The yen’s dive beyond the ¥144 level against the dollar on Wednesday came after analysts warned on Tuesday that there was a growing prospect the market would soon test the late 1990s low of ¥147 against the dollar.

Japan has not stepped into the currency market by selling the dollar and buying the yen since 1998.

Line chart of 10-year government bond yield (%) showing Gulf between US and Japanese yields widens as monetary policy diverges

Foreign exchange analysts generally push against the theory that the Japanese authorities are likely to intervene to support the yen. Unilateral action would have only a limited effect and the spectacle of a failed attempt to fight the market could unleash a consequent “feeding frenzy” by speculative investors that would push the yen lower.

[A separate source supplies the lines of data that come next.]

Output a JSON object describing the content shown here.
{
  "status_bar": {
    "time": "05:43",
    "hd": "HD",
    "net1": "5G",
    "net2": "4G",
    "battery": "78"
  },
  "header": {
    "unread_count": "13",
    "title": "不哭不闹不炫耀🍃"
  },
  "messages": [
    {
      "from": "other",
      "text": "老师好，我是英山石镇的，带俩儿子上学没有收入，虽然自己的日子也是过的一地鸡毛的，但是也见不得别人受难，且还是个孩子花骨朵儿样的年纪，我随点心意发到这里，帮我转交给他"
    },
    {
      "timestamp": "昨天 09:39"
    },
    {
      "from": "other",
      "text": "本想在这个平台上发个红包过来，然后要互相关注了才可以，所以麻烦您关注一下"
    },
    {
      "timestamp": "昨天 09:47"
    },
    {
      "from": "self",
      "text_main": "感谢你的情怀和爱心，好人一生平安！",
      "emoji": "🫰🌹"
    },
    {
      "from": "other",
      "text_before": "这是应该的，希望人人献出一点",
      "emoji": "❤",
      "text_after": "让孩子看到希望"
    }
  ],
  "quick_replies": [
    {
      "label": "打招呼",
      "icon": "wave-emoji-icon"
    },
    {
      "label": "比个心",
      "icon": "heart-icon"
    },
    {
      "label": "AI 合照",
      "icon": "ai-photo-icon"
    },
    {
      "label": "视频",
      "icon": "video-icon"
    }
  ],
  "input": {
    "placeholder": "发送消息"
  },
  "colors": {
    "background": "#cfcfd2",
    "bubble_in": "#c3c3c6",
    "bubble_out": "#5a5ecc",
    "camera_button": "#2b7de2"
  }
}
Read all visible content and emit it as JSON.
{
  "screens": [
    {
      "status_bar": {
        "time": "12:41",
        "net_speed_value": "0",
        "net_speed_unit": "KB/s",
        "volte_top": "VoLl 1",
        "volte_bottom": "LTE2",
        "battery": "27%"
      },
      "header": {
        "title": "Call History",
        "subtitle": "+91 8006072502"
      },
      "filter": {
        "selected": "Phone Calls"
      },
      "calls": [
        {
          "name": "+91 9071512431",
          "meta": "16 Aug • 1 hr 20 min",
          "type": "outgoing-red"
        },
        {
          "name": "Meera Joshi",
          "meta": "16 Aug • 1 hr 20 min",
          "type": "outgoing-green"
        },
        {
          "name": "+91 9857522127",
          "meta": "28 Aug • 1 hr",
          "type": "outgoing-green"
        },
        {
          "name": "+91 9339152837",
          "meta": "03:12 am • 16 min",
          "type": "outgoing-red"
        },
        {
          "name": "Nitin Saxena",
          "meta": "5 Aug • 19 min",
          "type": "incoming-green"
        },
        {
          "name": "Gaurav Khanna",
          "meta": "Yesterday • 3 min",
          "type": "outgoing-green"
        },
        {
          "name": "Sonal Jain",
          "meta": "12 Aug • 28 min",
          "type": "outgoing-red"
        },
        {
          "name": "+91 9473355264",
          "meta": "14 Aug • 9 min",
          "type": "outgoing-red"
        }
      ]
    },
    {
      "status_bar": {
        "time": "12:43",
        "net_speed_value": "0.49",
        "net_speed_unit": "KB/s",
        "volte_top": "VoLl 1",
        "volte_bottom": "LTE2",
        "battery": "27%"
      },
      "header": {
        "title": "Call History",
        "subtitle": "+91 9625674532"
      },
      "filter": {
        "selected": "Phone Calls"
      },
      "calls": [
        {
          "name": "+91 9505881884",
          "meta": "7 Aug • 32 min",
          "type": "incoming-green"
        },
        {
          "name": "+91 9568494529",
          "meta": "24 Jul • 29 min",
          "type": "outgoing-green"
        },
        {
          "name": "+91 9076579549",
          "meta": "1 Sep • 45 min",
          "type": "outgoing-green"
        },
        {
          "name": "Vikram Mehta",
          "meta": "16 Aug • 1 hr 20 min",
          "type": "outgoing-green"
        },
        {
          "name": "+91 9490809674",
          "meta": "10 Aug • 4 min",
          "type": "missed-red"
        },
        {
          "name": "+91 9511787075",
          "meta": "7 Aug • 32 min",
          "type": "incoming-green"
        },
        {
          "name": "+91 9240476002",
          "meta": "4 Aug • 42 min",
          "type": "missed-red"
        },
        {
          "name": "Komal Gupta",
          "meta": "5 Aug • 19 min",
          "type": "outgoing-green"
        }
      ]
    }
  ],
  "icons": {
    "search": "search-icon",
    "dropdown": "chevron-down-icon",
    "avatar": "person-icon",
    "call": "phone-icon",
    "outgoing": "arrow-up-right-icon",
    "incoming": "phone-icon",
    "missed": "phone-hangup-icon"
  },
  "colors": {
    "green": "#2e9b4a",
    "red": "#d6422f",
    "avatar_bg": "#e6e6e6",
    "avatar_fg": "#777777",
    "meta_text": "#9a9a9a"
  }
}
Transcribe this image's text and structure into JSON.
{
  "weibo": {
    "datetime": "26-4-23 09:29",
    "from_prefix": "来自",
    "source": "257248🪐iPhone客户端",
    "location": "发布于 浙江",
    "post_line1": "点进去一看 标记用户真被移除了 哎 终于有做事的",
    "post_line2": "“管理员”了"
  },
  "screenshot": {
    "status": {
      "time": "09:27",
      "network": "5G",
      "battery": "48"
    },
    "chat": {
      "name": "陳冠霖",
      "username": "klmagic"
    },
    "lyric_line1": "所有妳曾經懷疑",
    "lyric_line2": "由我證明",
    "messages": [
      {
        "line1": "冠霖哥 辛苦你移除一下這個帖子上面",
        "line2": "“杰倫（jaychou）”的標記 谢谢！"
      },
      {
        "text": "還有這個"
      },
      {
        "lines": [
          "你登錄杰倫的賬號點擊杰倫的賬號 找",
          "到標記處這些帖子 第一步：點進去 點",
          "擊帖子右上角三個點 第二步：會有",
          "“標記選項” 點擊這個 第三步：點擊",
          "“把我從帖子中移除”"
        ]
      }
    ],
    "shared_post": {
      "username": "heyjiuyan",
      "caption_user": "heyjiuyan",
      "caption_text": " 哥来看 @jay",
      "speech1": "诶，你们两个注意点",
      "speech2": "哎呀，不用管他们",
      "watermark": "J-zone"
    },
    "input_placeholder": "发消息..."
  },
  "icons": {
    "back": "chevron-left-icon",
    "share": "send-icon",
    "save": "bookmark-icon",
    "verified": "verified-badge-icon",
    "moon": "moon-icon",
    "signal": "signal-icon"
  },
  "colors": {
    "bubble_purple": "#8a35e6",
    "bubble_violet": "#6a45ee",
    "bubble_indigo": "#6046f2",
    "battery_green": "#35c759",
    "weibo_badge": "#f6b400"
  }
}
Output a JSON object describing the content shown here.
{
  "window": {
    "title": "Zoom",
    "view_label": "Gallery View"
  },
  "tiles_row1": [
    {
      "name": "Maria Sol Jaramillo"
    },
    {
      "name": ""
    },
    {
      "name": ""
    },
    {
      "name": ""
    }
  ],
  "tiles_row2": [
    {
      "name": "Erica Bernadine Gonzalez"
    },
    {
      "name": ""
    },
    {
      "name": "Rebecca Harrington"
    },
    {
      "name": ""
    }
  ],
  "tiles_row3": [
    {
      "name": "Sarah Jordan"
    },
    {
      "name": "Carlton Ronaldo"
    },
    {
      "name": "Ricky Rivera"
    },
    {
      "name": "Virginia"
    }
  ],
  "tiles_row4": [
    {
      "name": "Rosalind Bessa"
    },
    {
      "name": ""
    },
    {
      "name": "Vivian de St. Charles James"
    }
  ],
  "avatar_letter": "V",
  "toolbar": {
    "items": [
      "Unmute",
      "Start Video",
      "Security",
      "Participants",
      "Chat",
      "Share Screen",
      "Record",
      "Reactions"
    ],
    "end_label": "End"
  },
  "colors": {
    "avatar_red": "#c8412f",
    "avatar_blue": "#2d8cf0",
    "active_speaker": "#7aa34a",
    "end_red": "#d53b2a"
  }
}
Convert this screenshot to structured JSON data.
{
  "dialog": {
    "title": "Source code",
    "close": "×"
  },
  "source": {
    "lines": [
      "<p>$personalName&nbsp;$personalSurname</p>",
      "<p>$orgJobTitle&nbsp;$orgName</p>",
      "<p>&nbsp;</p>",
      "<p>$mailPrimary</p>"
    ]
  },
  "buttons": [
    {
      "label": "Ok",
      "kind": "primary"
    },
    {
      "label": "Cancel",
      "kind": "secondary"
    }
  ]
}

While government officials strengthened their tone, Kenta Tadaide, a senior foreign exchange strategist at Daiwa Securities, said the latest verbal warnings were still weaker than in June, when the Bank of Japan, the Ministry of Finance and the Financial Services Agency released a rare statement expressing concerns over the sharpness of the yen’s fall.

“The comments today were intended to signal intervention but markets still do not think that they will take such an action,” Tadaide said, suggesting that the remarks may have actually accelerated the yen’s slide as traders became more confident that the government was unlikely to intervene.

JPMorgan analyst Benjamin Shatil said that if the rhetoric around the currency remained unchanged, a move towards 150 did “not look impossible”.

Apart from verbal intervention, said Naohiko Baba, Japan economist at Goldman Sachs, the Japanese government and BoJ were likely to stand on the sidelines even if the yen weakens further, “given that there are currently very limited effective countermeasures at their disposal”.